(Rom) Gestern hielt Papst Franziskus die traditionelle Neujahrsansprache an das beim Heiligen Stuhl akkreditierte Diplomatische Corps. Eine kurze Zusammenschau der von ihm genannten Themenschwerpunkte.
Mit besonderem Interesse wurden nach der gezielten Tötung von General Qassem Suleimani die Worte zu den aktuellen Spannungen zwischen dem Iran und den USA erwartet, doch dazu an anderer Stelle.
Als „Hauptziel des diplomatischen Engagements des Heiligen Stuhls nannte Franziskus den „Frieden und die ganzheitliche menschliche Entwicklung“.
Thema war zudem die Erwähnung von „schwersten Verbrechen gegen die Würde von Jugendlichen, Kindern und Heranwachsenden“ durch „nicht wenige Erwachsene, darunter auch etliche Mitglieder des Klerus“, die Franziskus als „Verbrechen, die Gott beleidigen“ brandmarkte.

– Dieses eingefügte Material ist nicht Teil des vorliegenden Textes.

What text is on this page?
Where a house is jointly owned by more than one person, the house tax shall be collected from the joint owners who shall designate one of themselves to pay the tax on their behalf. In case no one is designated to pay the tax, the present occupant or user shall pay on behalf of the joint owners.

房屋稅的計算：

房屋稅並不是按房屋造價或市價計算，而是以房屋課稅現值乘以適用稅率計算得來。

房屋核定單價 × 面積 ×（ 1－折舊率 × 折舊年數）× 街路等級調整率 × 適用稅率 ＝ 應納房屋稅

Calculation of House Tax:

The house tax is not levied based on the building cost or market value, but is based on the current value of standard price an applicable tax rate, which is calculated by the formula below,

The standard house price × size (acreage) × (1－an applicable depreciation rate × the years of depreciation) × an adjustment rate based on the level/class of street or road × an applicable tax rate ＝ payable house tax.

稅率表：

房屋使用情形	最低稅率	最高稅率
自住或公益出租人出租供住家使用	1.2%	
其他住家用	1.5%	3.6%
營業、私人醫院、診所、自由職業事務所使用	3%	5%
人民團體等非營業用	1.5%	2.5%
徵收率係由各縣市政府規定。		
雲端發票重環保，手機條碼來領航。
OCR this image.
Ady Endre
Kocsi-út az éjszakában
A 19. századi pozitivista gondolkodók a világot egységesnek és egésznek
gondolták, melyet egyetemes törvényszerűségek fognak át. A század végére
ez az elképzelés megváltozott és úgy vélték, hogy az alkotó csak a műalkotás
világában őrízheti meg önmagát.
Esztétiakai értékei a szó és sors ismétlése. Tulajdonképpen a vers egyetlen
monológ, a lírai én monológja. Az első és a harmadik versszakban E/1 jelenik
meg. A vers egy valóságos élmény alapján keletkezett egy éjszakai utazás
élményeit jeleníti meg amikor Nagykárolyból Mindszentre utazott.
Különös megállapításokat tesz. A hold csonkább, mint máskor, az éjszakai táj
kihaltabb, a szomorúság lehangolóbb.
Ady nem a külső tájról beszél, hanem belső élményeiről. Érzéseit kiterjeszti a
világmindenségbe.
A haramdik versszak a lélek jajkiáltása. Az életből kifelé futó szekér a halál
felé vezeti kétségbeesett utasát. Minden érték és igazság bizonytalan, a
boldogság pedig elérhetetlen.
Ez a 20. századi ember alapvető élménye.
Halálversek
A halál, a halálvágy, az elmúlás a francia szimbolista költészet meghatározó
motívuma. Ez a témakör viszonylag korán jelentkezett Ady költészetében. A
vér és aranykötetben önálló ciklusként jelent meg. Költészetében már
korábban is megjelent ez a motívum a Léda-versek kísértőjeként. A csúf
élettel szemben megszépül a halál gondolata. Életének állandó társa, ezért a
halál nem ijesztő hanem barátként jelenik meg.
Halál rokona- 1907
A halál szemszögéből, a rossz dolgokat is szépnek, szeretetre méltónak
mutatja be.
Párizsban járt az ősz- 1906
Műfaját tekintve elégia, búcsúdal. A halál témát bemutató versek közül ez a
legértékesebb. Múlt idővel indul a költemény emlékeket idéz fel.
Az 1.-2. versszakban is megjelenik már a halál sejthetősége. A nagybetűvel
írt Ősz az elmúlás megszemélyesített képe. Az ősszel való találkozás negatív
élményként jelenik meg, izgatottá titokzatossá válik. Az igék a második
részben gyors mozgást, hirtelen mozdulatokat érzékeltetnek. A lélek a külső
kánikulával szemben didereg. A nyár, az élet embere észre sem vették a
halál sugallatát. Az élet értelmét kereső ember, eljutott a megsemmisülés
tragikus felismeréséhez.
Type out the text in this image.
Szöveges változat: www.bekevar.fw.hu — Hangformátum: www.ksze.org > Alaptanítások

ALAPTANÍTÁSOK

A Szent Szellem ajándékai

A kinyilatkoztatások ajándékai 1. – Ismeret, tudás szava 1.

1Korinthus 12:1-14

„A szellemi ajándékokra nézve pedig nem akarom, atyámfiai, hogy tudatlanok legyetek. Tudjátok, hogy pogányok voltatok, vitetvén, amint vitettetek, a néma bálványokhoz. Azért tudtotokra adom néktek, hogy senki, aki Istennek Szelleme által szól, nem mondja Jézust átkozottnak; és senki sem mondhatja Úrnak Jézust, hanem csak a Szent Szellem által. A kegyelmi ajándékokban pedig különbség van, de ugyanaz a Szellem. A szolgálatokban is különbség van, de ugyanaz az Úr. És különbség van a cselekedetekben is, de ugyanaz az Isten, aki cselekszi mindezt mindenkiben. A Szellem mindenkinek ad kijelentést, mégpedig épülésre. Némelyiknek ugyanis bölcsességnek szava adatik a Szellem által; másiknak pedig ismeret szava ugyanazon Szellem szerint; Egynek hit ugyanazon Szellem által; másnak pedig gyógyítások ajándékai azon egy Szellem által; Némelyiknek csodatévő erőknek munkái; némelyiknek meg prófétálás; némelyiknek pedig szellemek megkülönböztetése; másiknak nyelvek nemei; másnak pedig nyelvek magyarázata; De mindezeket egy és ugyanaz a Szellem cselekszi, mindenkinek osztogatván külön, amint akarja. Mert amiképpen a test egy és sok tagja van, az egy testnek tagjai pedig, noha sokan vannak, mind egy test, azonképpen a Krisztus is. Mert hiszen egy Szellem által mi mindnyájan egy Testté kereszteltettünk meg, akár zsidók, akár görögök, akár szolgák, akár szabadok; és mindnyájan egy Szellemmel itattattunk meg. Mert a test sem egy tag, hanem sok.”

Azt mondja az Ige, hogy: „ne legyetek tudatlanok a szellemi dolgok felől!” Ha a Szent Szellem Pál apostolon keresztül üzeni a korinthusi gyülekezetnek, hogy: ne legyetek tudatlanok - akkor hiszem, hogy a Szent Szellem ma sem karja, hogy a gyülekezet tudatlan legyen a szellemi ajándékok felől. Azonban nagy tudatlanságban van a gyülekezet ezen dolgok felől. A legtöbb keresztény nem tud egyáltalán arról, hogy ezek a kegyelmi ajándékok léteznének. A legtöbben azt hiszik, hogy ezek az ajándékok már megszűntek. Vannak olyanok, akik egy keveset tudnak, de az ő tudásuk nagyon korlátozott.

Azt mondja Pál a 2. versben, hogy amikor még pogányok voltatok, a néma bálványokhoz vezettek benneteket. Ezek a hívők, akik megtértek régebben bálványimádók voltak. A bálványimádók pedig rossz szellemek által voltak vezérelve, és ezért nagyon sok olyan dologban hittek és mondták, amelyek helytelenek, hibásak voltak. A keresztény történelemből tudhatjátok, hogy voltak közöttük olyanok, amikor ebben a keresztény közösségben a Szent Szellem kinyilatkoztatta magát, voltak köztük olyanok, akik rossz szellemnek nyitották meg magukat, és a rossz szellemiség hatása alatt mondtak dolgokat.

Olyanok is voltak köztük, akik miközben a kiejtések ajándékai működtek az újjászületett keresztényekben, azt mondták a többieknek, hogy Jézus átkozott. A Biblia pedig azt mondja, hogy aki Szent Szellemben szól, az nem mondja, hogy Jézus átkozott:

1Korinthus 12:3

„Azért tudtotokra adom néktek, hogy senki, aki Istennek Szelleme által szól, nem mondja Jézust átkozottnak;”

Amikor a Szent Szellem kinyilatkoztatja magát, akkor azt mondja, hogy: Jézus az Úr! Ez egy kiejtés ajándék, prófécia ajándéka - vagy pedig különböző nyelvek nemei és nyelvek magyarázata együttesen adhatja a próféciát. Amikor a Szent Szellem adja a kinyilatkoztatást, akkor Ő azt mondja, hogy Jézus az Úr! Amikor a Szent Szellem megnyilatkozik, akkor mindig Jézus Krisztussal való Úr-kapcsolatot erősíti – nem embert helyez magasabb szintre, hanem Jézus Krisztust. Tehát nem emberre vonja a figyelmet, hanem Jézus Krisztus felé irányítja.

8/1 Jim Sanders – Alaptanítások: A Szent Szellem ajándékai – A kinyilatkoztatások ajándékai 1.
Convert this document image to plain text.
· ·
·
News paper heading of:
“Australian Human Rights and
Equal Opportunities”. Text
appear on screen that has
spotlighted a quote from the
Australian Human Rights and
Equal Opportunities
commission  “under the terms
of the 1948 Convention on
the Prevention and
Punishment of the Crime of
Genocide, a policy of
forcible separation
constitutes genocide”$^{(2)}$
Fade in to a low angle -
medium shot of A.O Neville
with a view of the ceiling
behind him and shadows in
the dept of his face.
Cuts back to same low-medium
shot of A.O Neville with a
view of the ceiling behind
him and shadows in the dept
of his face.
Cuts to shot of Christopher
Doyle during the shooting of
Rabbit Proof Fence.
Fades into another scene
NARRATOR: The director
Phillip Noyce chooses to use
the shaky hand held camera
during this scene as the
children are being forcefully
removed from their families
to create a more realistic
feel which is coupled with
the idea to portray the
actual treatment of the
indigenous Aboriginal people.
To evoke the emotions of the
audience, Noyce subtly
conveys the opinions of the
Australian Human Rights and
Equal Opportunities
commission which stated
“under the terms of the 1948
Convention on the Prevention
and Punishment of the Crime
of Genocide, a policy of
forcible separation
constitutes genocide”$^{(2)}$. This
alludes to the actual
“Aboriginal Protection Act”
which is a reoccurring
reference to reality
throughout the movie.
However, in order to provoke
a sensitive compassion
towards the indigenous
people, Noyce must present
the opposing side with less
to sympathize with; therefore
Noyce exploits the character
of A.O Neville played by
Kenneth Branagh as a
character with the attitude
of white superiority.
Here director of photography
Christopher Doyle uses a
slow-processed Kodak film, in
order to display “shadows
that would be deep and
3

Besonderes Augenmerk legte er auf seine Initiative zur „Wiederherstellung des globalen Bildungspakts“ mit dem Ziel einer „offeneren und integrativeren Bildung, die fähig ist, geduldig zuzuhören, einen konstruktiven Dialog und gegenseitiges Verständnis zu fördern“. Wörtlich sagt Franziskus dazu:
„Noch nie zuvor war es so notwendig, die Bemühungen in einem breiten Bildungsbündnis zu vereinen, um reife Menschen zu formen, die in der Lage sind, Spaltungen und Gegensätze zu überwinden und das Gefüge der Beziehungen für eine geschwisterlichere Menschheit wiederherzustellen.“
Dabei beklagte er eine Tendenz, sich auf einen „begrenzten Horizont“ zu „verschließen“:
„(…) der die alten Menschen mit Gleichgültigkeit behandelt und vor allem keinen Raum mehr für das entstehende Leben bietet. Die allgemeine Überalterung eines Teils der Weltbevölkerung, insbesondere im Westen, macht dies auf traurige und sinnbildliche Weise sichtbar.“
Er sprach zudem von der „dringenden Notwendigkeit einer ökologischen Umkehr“ und bedauerte, daß die internationale Politik von dieser „Dringlichkeit nicht erfaßt“ wurde, wie die Antwort der UN-Weltklimakonferenz COP25 in Madrid gezeigt habe, die „noch sehr schwach und sehr besorgniserregend“ sei. Der Klimawandel verlange eine „globale Antwort“.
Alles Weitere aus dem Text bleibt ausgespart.